The NFC East leads the league in hype. The huge media markets in which the teams play, the history of success, the rivalries ... all of it combines to create a perception that the NFC East is the best, most competitive and toughest division in the NFL. That the defending Super Bowl champion New York Giants play in it -- and are not the clear-cut favorites to win it again this season -- only adds to the perception, as does the growing excitement over an NFL regular-season opener between the Giants and the Dallas Cowboys 16 nights from tonight.
But while Giants-Cowboys is fun, and each of those teams has something pretty intense going with the division's other two teams -- the Giants' recent struggles with the Philadelphia Eagles and the Cowboys' longstanding rivalry with the Washington Redskins -- the stats don't back up the NFC East as the league's toughest division anymore. The division is, by many measures, coming off its worst season ever. Last season was the first regular season in NFC East history in which no team won at least 10 games. Only the Giants finished over .500, and they gave up more points than they scored.

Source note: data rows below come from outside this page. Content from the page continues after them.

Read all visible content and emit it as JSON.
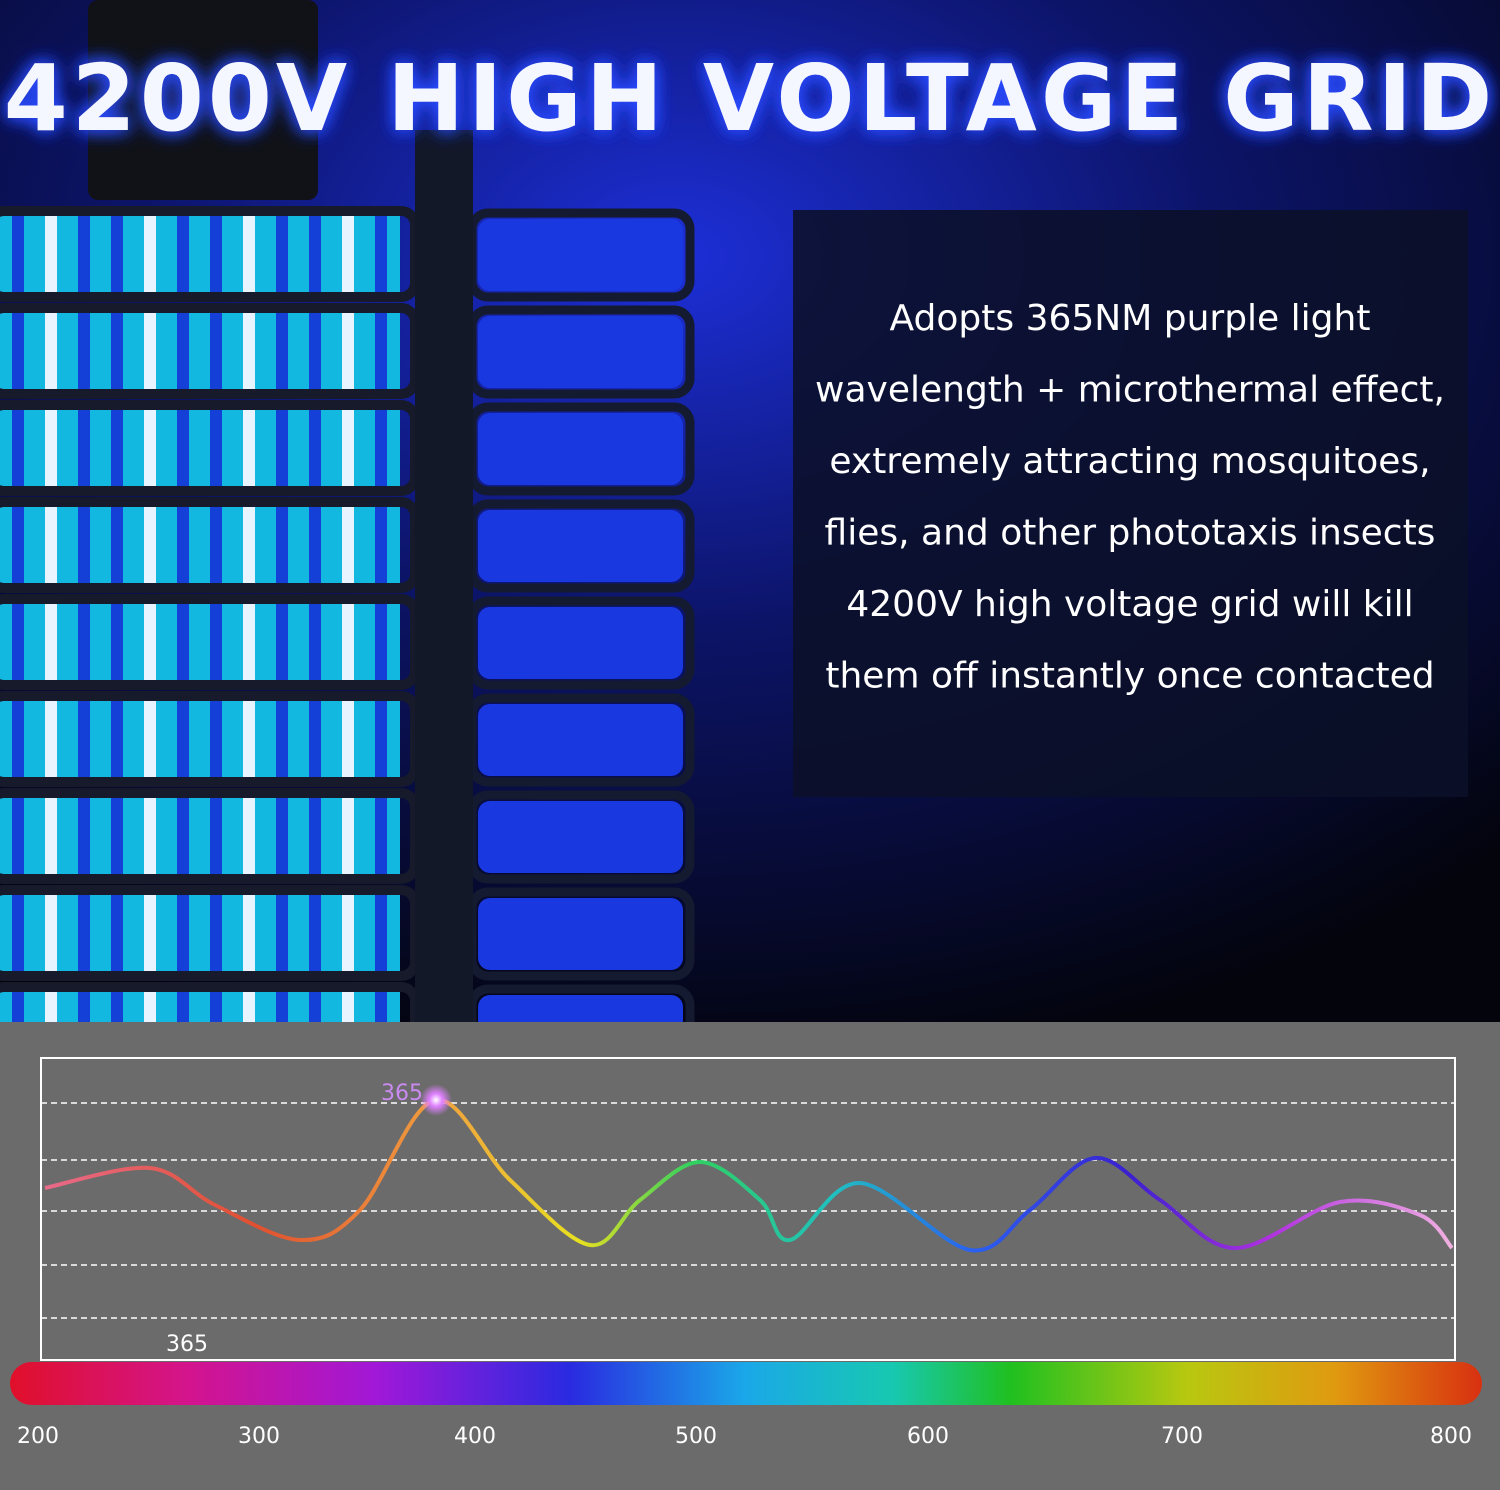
{
  "header": {
    "title": "4200V HIGH VOLTAGE GRID"
  },
  "description": {
    "lines": [
      "Adopts 365NM purple light",
      "wavelength + microthermal effect,",
      "extremely attracting mosquitoes,",
      "flies, and other phototaxis insects",
      "4200V high voltage grid will kill",
      "them off instantly once contacted"
    ]
  },
  "spectrum": {
    "peak_label": "365",
    "marker_label": "365",
    "ticks": [
      "200",
      "300",
      "400",
      "500",
      "600",
      "700",
      "800"
    ]
  }
}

Their Super Bowl run might have saved the division's honor, but it also disguised the troubling fact that the NFC East is no longer the Beast it used to be.
A large part of the reason for this, I believe, is the state of the division's offensive lines. We all know offensive line play is important, but in the NFC East these days, concern about the lines affects too many things. Teams that are strong on the line can control games. Teams that aren't cannot. Eli Manning and the Giants have been talking for months about wanting to not have to come back in the fourth quarter as much as they did last season, and the best way to avoid that is to control games from the start. Given the issues with their offensive line, they could find that a challenge once again.
But they're not alone. As we look ahead to 2012 and start assessing everyone's biggest questions, offensive line stands out as an issue for each of the NFC East's four teams. To wit:
Giants left tackle Will Beatty is unproven and can't get healthy, and they're thin at tackle in general. Additionally, David Baas was a disappointment in his first season in New York, and they haven't seen Kevin Boothe as a full-season starter yet. The Giants finished 32nd in the league last season in rushing offense because of a line that couldn't get any push. Pro Football Focus graded them the 29th-best run-blocking team in the league, and the worst pass-blocking team in the league. Good for them for overcoming it all and winning the Super Bowl, but it remains an issue insufficiently addressed.
The Cowboys' offensive line has been the dominant story of their training camp -- specifically their struggles at center, where Phil Costa has been banged up and the potential backups and replacements for him have had trouble snapping the ball to the quarterback. The Cowboys also are trying to find guards who can protect Tony Romo against the interior pass rush better than they did last season. And starting tackles Tyron Smith and Doug Free have had to switch sides because of Free's struggles on the left last season. PFF had Dallas as the 15th-best pass-blocking team in 2011 and the 11th-best run blocking one, so it could be worse. But they need everyone healthy and playing together to see if they have a chance.
The Redskins likely were planning to use some of the $18 million in salary cap money the league took from them on the eve of free agency to upgrade the offensive line. But they couldn't, obviously, so they're still dealing with Jammal Brown's hip injury, Kory Lichtensteiger's knee injury and Will Montgomery's limitations as a center in their zone-blocking run scheme. The Redskins ranked 26th in pass blocking and 30th in run blocking last season according to those PFF grades, and they also made no significant change or improvement.
After a rocky start, the Eagles had a good season on the line in 2011. They ranked second in the league in run-blocking and 14th in pass-blocking. But they also lost left tackle Jason Peters, their best lineman and one of the best in the league, to an Achilles injury in the offseason. As good as the other four starters on their line are, the Eagles could struggle to replace what Peters gave them last season, and so far they have not figured out whether Demetress Bell or King Dunlap replaces him as the starter.
The NFC has no shortage of star power. It has three great quarterbacks and one, Washington rookie Robert Griffin III, who's getting as much hype as any of the other three these days. It has some of the great wide receivers in the league in veterans such as Hakeem Nicks, Miles Austin and DeSean Jackson as well as rising stars such as Victor Cruz, Dez Bryant and Jeremy Maclin. The Eagles' LeSean McCoy ranks with the game's great running backs. And on defense, of course, the division is known for its great pass-rushers. Each team can rattle off names that give opposing quarterbacks heartburn. DeMarcus Ware. Jason Pierre-Paul. Justin Tuck. Trent Cole. Jason Babin. Brian Orakpo.
All of that makes the NFC East very exciting. But very often in the NFL, excitement and hype can conceal issues of quality. And if the NFC East really wants to be the best division in football again, it's not the quarterbacks or the wide receivers or even the pass-rushers that will bring it there. The NFC East's teams all need to start paying more attention to their offensive lines, because as those continue to erode, so will the division's annual claim to Beastliness.